Complete step-by-step answer:
We have to find \[y''\] of
\[4{x^2} + 3{y^2} = 6\]
Now differentiating both the side of the equation with respect to \[x\], we get
\[ \Rightarrow \dfrac{{d\left( {4{x^2}} \right)}}{{dx}} + \dfrac{{d\left( {3{y^2}} \right)}}{{dx}} = \dfrac{{d\left( 6 \right)}}{{dx}}\]
Now using the formula \[\dfrac{d}{{dx}}\left( {{x^n}} \right) = n{x^{n - 1}}\] and \[\dfrac{{d\left( k \right)}}{{dx}} = 0\], we get
\[\begin{array}{l} \Rightarrow 4 \times 2 \times {x^{2 - 1}} + 3 \times 2 \times {y^{2 - 1}}\dfrac{{dy}}{{dx}} = 0\\ \Rightarrow 8x + 6y\dfrac{{dy}}{{dx}} = 0\end{array}\]
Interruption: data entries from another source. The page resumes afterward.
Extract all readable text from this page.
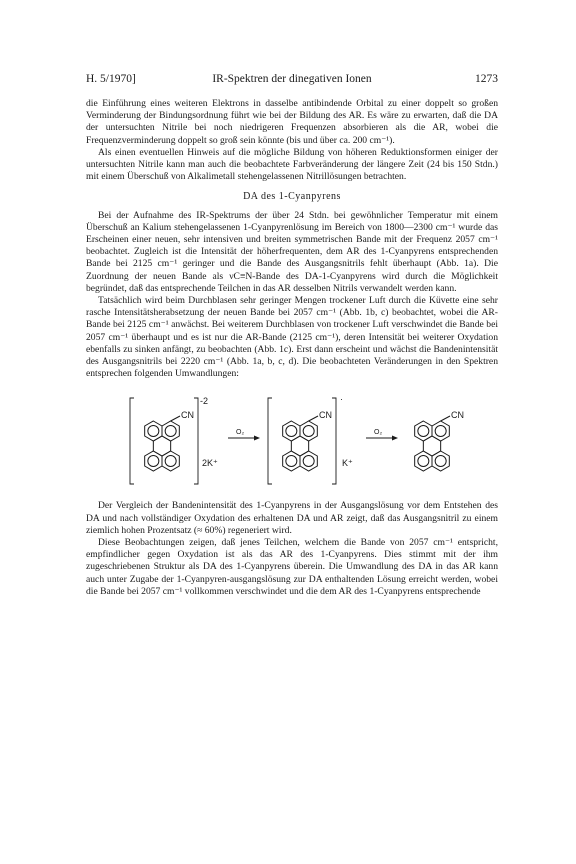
H. 5/1970]	IR-Spektren der dinegativen Ionen	1273

die Einführung eines weiteren Elektrons in dasselbe antibindende Orbital zu einer doppelt so großen Verminderung der Bindungsordnung führt wie bei der Bildung des AR. Es wäre zu erwarten, daß die DA der untersuchten Nitrile bei noch niedrigeren Frequenzen absorbieren als die AR, wobei die Frequenzverminderung doppelt so groß sein könnte (bis und über ca. 200 cm⁻¹).

Als einen eventuellen Hinweis auf die mögliche Bildung von höheren Reduktionsformen einiger der untersuchten Nitrile kann man auch die beobachtete Farbveränderung der längere Zeit (24 bis 150 Stdn.) mit einem Überschuß von Alkalimetall stehengelassenen Nitrillösungen betrachten.

DA des 1-Cyanpyrens

Bei der Aufnahme des IR-Spektrums der über 24 Stdn. bei gewöhnlicher Temperatur mit einem Überschuß an Kalium stehengelassenen 1-Cyanpyrenlösung im Bereich von 1800—2300 cm⁻¹ wurde das Erscheinen einer neuen, sehr intensiven und breiten symmetrischen Bande mit der Frequenz 2057 cm⁻¹ beobachtet. Zugleich ist die Intensität der höherfrequenten, dem AR des 1-Cyanpyrens entsprechenden Bande bei 2125 cm⁻¹ geringer und die Bande des Ausgangsnitrils fehlt überhaupt (Abb. 1a). Die Zuordnung der neuen Bande als νC≡N-Bande des DA-1-Cyanpyrens wird durch die Möglichkeit begründet, daß das entsprechende Teilchen in das AR desselben Nitrils verwandelt werden kann.

Tatsächlich wird beim Durchblasen sehr geringer Mengen trockener Luft durch die Küvette eine sehr rasche Intensitätsherabsetzung der neuen Bande bei 2057 cm⁻¹ (Abb. 1b, c) beobachtet, wobei die AR-Bande bei 2125 cm⁻¹ anwächst. Bei weiterem Durchblasen von trockener Luft verschwindet die Bande bei 2057 cm⁻¹ überhaupt und es ist nur die AR-Bande (2125 cm⁻¹), deren Intensität bei weiterer Oxydation ebenfalls zu sinken anfängt, zu beobachten (Abb. 1c). Erst dann erscheint und wächst die Bandenintensität des Ausgangsnitrils bei 2220 cm⁻¹ (Abb. 1a, b, c, d). Die beobachteten Veränderungen in den Spektren entsprechen folgenden Umwandlungen:

CN
-2
2K⁺
O₂
CN
·
K⁺
O₂
CN

Der Vergleich der Bandenintensität des 1-Cyanpyrens in der Ausgangslösung vor dem Entstehen des DA und nach vollständiger Oxydation des erhaltenen DA und AR zeigt, daß das Ausgangsnitril zu einem ziemlich hohen Prozentsatz (≈ 60%) regeneriert wird.

Diese Beobachtungen zeigen, daß jenes Teilchen, welchem die Bande von 2057 cm⁻¹ entspricht, empfindlicher gegen Oxydation ist als das AR des 1-Cyanpyrens. Dies stimmt mit der ihm zugeschriebenen Struktur als DA des 1-Cyanpyrens überein. Die Umwandlung des DA in das AR kann auch unter Zugabe der 1-Cyanpyren-ausgangslösung zur DA enthaltenden Lösung erreicht werden, wobei die Bande bei 2057 cm⁻¹ vollkommen verschwindet und die dem AR des 1-Cyanpyrens entsprechende
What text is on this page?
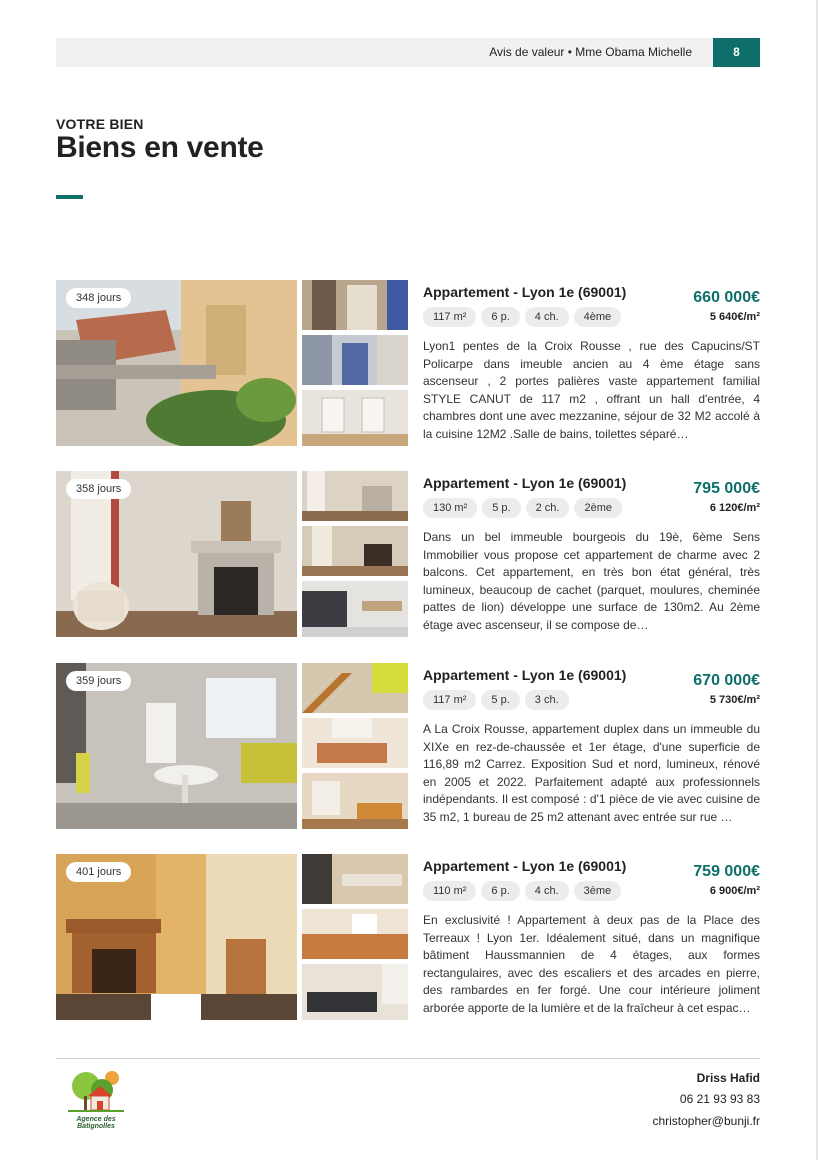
Avis de valeur • Mme Obama Michelle	8
VOTRE BIEN
Biens en vente
348 jours	Appartement - Lyon 1e (69001)	660 000€
5 640€/m²
117 m²	6 p.	4 ch.	4ème
Lyon1 pentes de la Croix Rousse , rue des Capucins/ST Policarpe dans imeuble ancien au 4 ème étage sans ascenseur , 2 portes palières vaste appartement familial STYLE CANUT de 117 m2 , offrant un hall d'entrée, 4 chambres dont une avec mezzanine, séjour de 32 M2 accolé à la cuisine 12M2 .Salle de bains, toilettes séparé…
358 jours	Appartement - Lyon 1e (69001)	795 000€
6 120€/m²
130 m²	5 p.	2 ch.	2ème
Dans un bel immeuble bourgeois du 19è, 6ème Sens Immobilier vous propose cet appartement de charme avec 2 balcons. Cet appartement, en très bon état général, très lumineux, beaucoup de cachet (parquet, moulures, cheminée pattes de lion) développe une surface de 130m2. Au 2ème étage avec ascenseur, il se compose de…
359 jours	Appartement - Lyon 1e (69001)	670 000€
5 730€/m²
117 m²	5 p.	3 ch.
A La Croix Rousse, appartement duplex dans un immeuble du XIXe en rez-de-chaussée et 1er étage, d'une superficie de 116,89 m2 Carrez. Exposition Sud et nord, lumineux, rénové en 2005 et 2022. Parfaitement adapté aux professionnels indépendants. Il est composé : d'1 pièce de vie avec cuisine de 35 m2, 1 bureau de 25 m2 attenant avec entrée sur rue …
401 jours	Appartement - Lyon 1e (69001)	759 000€
6 900€/m²
110 m²	6 p.	4 ch.	3ème
En exclusivité ! Appartement à deux pas de la Place des Terreaux ! Lyon 1er. Idéalement situé, dans un magnifique bâtiment Haussmannien de 4 étages, aux formes rectangulaires, avec des escaliers et des arcades en pierre, des rambardes en fer forgé. Une cour intérieure joliment arborée apporte de la lumière et de la fraîcheur à cet espac…
Agence des Batignolles
Driss Hafid
06 21 93 93 83
christopher@bunji.fr
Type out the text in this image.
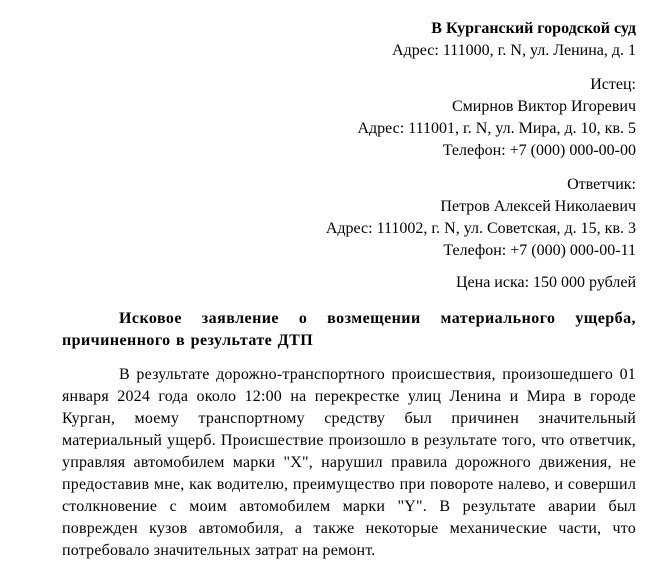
В Курганский городской суд
Адрес: 111000, г. N, ул. Ленина, д. 1
Истец:
Смирнов Виктор Игоревич
Адрес: 111001, г. N, ул. Мира, д. 10, кв. 5
Телефон: +7 (000) 000-00-00
Ответчик:
Петров Алексей Николаевич
Адрес: 111002, г. N, ул. Советская, д. 15, кв. 3
Телефон: +7 (000) 000-00-11
Цена иска: 150 000 рублей
Исковое заявление о возмещении материального ущерба, причиненного в результате ДТП
В результате дорожно-транспортного происшествия, произошедшего 01 января 2024 года около 12:00 на перекрестке улиц Ленина и Мира в городе Курган, моему транспортному средству был причинен значительный материальный ущерб. Происшествие произошло в результате того, что ответчик, управляя автомобилем марки "X", нарушил правила дорожного движения, не предоставив мне, как водителю, преимущество при повороте налево, и совершил столкновение с моим автомобилем марки "Y". В результате аварии был поврежден кузов автомобиля, а также некоторые механические части, что потребовало значительных затрат на ремонт.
Subtracting \[8x\] from both sides, we get
\[ \Rightarrow 6y\dfrac{{dy}}{{dx}} = - 8x\]
\[ \Rightarrow \dfrac{{dy}}{{dx}} = - \dfrac{{8x}}{{6y}} = - \dfrac{{4x}}{{3y}}\]…………………….\[\left( 1 \right)\]
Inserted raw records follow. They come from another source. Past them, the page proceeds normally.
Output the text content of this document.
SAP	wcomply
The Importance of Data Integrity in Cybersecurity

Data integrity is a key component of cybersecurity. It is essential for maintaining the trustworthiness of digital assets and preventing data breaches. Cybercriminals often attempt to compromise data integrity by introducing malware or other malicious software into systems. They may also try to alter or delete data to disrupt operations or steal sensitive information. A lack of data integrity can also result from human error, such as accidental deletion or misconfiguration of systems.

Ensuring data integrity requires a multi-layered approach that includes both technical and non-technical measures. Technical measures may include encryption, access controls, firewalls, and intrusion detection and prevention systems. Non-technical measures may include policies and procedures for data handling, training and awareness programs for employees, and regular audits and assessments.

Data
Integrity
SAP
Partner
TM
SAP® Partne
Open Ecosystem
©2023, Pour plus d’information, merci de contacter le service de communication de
Now, differentiating equation \[\left( 1 \right)\] with respect to \[x\], we get
\[ \Rightarrow \dfrac{d}{{dx}}\left( {\dfrac{{dy}}{{dx}}} \right) = \dfrac{d}{{dx}}\left( {\dfrac{{ - 4x}}{{3y}}} \right)\]
Now using quotient rule \[\dfrac{d}{{dx}}\left( {\dfrac{u}{v}} \right) = \dfrac{{v\dfrac{{du}}{{dx}} - u\dfrac{{dv}}{{dx}}}}{{{v^2}}}\] on right side, we get
\[\begin{array}{l} \Rightarrow \dfrac{{{d^2}y}}{{d{x^2}}} = \dfrac{{3y \times \dfrac{{d\left( { - 4x} \right)}}{{dx}} - \left( { - 4x} \right)\dfrac{{d\left( {3y} \right)}}{{dx}}}}{{{{\left( {3y} \right)}^2}}}\\ \Rightarrow \dfrac{{{d^2}y}}{{d{x^2}}} = \dfrac{{3y \times \left( { - 4} \right) - \left( { - 4x} \right) \times 3\dfrac{{dy}}{{dx}}}}{{9{y^2}}}\end{array}\]
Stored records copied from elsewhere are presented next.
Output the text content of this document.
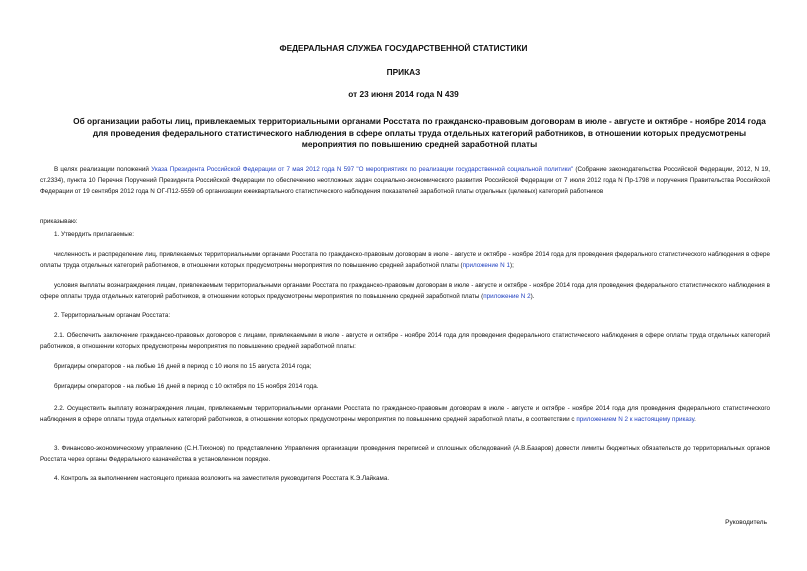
ФЕДЕРАЛЬНАЯ СЛУЖБА ГОСУДАРСТВЕННОЙ СТАТИСТИКИ
ПРИКАЗ
от 23 июня 2014 года N 439
Об организации работы лиц, привлекаемых территориальными органами Росстата по гражданско-правовым договорам в июле - августе и октябре - ноябре 2014 года для проведения федерального статистического наблюдения в сфере оплаты труда отдельных категорий работников, в отношении которых предусмотрены мероприятия по повышению средней заработной платы
В целях реализации положений Указа Президента Российской Федерации от 7 мая 2012 года N 597 "О мероприятиях по реализации государственной социальной политики" (Собрание законодательства Российской Федерации, 2012, N 19, ст.2334), пункта 10 Перечня Поручений Президента Российской Федерации по обеспечению неотложных задач социально-экономического развития Российской Федерации от 7 июля 2012 года N Пр-1798 и поручения Правительства Российской Федерации от 19 сентября 2012 года N ОГ-П12-5559 об организации ежеквартального статистического наблюдения показателей заработной платы отдельных (целевых) категорий работников
приказываю:
1. Утвердить прилагаемые:
численность и распределение лиц, привлекаемых территориальными органами Росстата по гражданско-правовым договорам в июле - августе и октябре - ноябре 2014 года для проведения федерального статистического наблюдения в сфере оплаты труда отдельных категорий работников, в отношении которых предусмотрены мероприятия по повышению средней заработной платы (приложение N 1);
условия выплаты вознаграждения лицам, привлекаемым территориальными органами Росстата по гражданско-правовым договорам в июле - августе и октябре - ноябре 2014 года для проведения федерального статистического наблюдения в сфере оплаты труда отдельных категорий работников, в отношении которых предусмотрены мероприятия по повышению средней заработной платы (приложение N 2).
2. Территориальным органам Росстата:
2.1. Обеспечить заключение гражданско-правовых договоров с лицами, привлекаемыми в июле - августе и октябре - ноябре 2014 года для проведения федерального статистического наблюдения в сфере оплаты труда отдельных категорий работников, в отношении которых предусмотрены мероприятия по повышению средней заработной платы:
бригадиры операторов - на любые 16 дней в период с 10 июля по 15 августа 2014 года;
бригадиры операторов - на любые 16 дней в период с 10 октября по 15 ноября 2014 года.
2.2. Осуществить выплату вознаграждения лицам, привлекаемым территориальными органами Росстата по гражданско-правовым договорам в июле - августе и октябре - ноябре 2014 года для проведения федерального статистического наблюдения в сфере оплаты труда отдельных категорий работников, в отношении которых предусмотрены мероприятия по повышению средней заработной платы, в соответствии с приложением N 2 к настоящему приказу.
3. Финансово-экономическому управлению (С.Н.Тихонов) по представлению Управления организации проведения переписей и сплошных обследований (А.В.Базаров) довести лимиты бюджетных обязательств до территориальных органов Росстата через органы Федерального казначейства в установленном порядке.
4. Контроль за выполнением настоящего приказа возложить на заместителя руководителя Росстата К.Э.Лайкама.
Руководитель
Multiplying the terms, we get
\[ \Rightarrow \dfrac{{{d^2}y}}{{d{x^2}}} = \dfrac{{ - 12y + 12x\dfrac{{dy}}{{dx}}}}{{9{y^2}}}\]
Next, replacing the value of \[\dfrac{{dy}}{{dx}}\] in above equation, we get
\[ \Rightarrow \dfrac{{{d^2}y}}{{d{x^2}}} = \dfrac{{ - 12y + \left( {12x \times \dfrac{{ - 4x}}{{3y}}} \right)}}{{9{y^2}}}\]
Multiplying the terms, we get
\[ \Rightarrow \dfrac{{{d^2}y}}{{d{x^2}}} = \dfrac{{ - 12y + \left( {\dfrac{{ - 16{x^2}}}{y}} \right)}}{{9{y^2}}}\]
Taking L.C.M in the numerator, we get
\[\begin{array}{l} \Rightarrow \dfrac{{{d^2}y}}{{d{x^2}}} = \dfrac{{\dfrac{{ - 12{y^2} - 16{x^2}}}{y}}}{{9{y^2}}}\\ \Rightarrow \dfrac{{{d^2}y}}{{d{x^2}}} = \dfrac{{ - 12{y^2} - 16{x^2}}}{{9{y^3}}}\end{array}\]
We can further simplify the above value by taking \[ - 4\] common in numerator as,
\[ \Rightarrow \dfrac{{{d^2}y}}{{d{x^2}}} = \dfrac{{ - 4\left( {3{y^2} + 4{x^2}} \right)}}{{9{y^3}}}\]
Substituting the value of the given equation \[4{x^2} + 3{y^2} = 6\] in above equation, we get
\[\begin{array}{l} \Rightarrow \dfrac{{{d^2}y}}{{d{x^2}}} = \dfrac{{ - 4 \times 6}}{{9{y^3}}}\\ \Rightarrow \dfrac{{{d^2}y}}{{d{x^2}}} = \dfrac{{ - 8}}{{3{y^3}}}\end{array}\]

So the value of \[y''\] is \[\dfrac{{ - 8}}{{3{y^3}}}\].

Note:
Implicit differentiation is used when we have implicit functions where one function doesn’t lead to another one. Implicit differentiation is done by using the chain rule and viewing \[y\] as an implicit function of \[x\]. There are various case of implicit function which in which we have \[y\] equal to a function that contains \[x,y'\] or \[y'\] in similar way we can have \[x\] equal to a function that contains \[y,x'\] or just \[x'\].